The argument of the article goes something like this.
One, the health care cost problem is largely caused by overtreatment.
Two, the answer is software: "Almost all experts agree that in order to begin to deal with these problems, the health care industry must step into the twenty-first century and become computerized."
Three, software implementation projects can go horribly, horribly wrong.
Four, the solution is open-source software.
I have no argument with point one. And I agree wholeheartedly with point three. Anecdotally (but I have seen a lot of anecdotes), the median large-scale corporate software project goes way over budget, is delivered years late, is just barely functional enough to allow the executives involved to claim they delivered something, and is hated by everyone involved. But I’m not sold on points two and four.
On point two, I’d like to see some evidence, or at least an argument, that computerization actually leads to less overtreatment. I can buy that it reduces errors, and that it reduces the costs of delivering health care a tiny bit. But to help with the health care cost problem, software would have to somehow cause physicians to prescribe less of the sorts of tests and procedures that drive up costs in this country.

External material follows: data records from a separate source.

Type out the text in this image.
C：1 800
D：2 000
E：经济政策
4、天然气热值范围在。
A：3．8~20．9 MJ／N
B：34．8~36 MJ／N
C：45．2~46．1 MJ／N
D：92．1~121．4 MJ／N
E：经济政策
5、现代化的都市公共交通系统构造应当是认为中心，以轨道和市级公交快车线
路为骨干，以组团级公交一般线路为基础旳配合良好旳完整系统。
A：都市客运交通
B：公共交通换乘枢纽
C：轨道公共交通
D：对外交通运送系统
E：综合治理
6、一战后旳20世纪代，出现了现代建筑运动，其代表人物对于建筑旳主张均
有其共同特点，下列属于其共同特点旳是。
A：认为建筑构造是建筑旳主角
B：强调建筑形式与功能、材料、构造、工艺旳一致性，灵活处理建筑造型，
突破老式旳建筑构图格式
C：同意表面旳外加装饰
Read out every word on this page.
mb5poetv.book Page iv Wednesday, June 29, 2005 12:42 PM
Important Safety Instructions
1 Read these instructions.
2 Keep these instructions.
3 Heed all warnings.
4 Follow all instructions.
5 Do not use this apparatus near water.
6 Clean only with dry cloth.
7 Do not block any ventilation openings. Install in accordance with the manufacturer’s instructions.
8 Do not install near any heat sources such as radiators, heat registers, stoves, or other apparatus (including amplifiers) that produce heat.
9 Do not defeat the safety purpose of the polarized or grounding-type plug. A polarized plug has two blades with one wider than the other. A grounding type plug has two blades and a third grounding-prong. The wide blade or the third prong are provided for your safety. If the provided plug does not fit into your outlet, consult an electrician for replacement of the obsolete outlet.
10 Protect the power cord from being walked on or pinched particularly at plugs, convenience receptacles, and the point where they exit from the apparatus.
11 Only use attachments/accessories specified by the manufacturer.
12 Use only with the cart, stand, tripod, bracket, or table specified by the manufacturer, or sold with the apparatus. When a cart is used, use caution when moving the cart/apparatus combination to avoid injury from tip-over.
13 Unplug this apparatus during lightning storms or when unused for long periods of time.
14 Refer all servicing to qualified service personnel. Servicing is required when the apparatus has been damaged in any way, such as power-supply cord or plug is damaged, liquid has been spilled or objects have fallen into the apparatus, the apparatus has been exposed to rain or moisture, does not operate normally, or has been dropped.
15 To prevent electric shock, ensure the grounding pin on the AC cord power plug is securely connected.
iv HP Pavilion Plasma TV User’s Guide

And there I think that incentives (the more procedures you do, the more money you make) win out over technology any day.
On point four, Longman gives a standard argument for why open source software is good and "proprietary" software is bad. He contrasts Midland Memorial Hospital, which installed an open-source system developed at the VA and had great results (although there is no mention that overtreatment was actually reduced), with Children’s Hospital of Pittsburgh, which installed a proprietary system and had catastrophic results. But then he jumps ahead to his conclusion: "While many factors were no doubt at work, among the most crucial was a difference in the software installed by the two institutions," and he focuses on the fact that one was open-source and the other was not.
I am a huge believer that some software is great and some software sucks. However, Longman believes two things I do not believe. First, while good software is an important ingredient of a successful project, it is only one ingredient among many.